Mi ha chiarito che, essendo io la tutrice legale dei bambini, avevo tutto il diritto di proteggerli e di controllare qualsiasi contatto se Calla avesse tentato di rientrare nelle loro vite. Il pomeriggio seguente, era già stata presentata una diffida formale: se Calla avesse voluto avere contatti, avrebbe dovuto rivolgersi allo studio legale, non a Mara.

Qualche giorno dopo, incontrai Calla nel parcheggio di una chiesa, lontano da casa. Scese dall'auto con un aspetto invecchiato e provato, ma nulla di tutto ciò attenuava la gravità di ciò che aveva fatto. Cercò di giustificarsi, dicendo che pensava che i bambini sarebbero cresciuti e che io avrei potuto dare loro la casa che lei non era riuscita a offrire. Le dissi senza mezzi termini che non poteva trasformare l'abbandono in sacrificio. Non solo aveva abbandonato dieci figli, ma aveva anche insegnato a uno di loro a portare avanti la sua menzogna per anni. Quando le chiesi perché avesse contattato prima Mara, ammise di averlo fatto perché sapeva che Mara avrebbe potuto rispondere. Questo mi disse tutto. Era tornata direttamente dalla bambina che aveva già oppresso in passato.
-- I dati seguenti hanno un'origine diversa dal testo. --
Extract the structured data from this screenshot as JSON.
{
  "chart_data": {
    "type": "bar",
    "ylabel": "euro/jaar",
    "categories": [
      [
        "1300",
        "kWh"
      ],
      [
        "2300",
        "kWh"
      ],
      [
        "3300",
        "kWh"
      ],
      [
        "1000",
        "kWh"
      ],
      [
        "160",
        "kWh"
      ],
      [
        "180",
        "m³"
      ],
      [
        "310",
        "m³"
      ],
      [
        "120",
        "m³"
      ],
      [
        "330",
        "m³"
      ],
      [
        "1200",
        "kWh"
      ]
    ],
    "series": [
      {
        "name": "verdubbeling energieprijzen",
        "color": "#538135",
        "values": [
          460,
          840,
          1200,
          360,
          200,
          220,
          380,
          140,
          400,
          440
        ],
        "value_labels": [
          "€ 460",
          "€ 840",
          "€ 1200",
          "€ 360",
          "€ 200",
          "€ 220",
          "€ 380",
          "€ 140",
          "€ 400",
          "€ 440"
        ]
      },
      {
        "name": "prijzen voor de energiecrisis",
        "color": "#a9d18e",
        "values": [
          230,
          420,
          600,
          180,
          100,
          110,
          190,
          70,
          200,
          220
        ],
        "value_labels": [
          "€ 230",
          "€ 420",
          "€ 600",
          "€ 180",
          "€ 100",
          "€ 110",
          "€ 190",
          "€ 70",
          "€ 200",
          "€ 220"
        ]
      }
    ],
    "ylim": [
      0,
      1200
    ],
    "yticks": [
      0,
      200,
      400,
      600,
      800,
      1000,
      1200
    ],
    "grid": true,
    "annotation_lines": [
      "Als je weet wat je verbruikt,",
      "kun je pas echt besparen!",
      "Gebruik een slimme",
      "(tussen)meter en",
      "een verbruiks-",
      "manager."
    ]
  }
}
Quando tornai a casa, mi sedetti con Mara e le dissi che non doveva più farsi carico delle scelte di sua madre. Più tardi, con l'aiuto dell'avvocato, riunii tutti i bambini e dissi loro la verità nel modo più delicato possibile. Dissi loro che la loro madre aveva fatto una scelta terribile molto tempo prima. Dissi loro che gli adulti possono sbagliare, gli adulti possono andarsene e gli adulti possono prendere decisioni egoistiche, ma niente di tutto ciò è mai colpa di un bambino. Chiarì anche una cosa: Mara era stata una bambina e le era stato chiesto di proteggere una bugia che non le apparteneva. Nessuno doveva biasimarla.

I bambini reagirono in modi diversi: dolore, confusione, rabbia, silenzio, ma la cosa più importante fu che si voltarono verso Mara, non si allontanarono da lei. Uno a uno, le si avvicinarono, la abbracciarono e le ricordarono senza parole che era ancora la loro figlia. Più tardi, quando Mara mi chiese cosa avrebbe dovuto dire se Calla fosse tornata chiedendo di essere di nuovo la loro madre, le dissi la verità. Calla li aveva partoriti, ma ero stata io a crescerli. E a quel punto, tutti noi sapevamo che non erano la stessa cosa.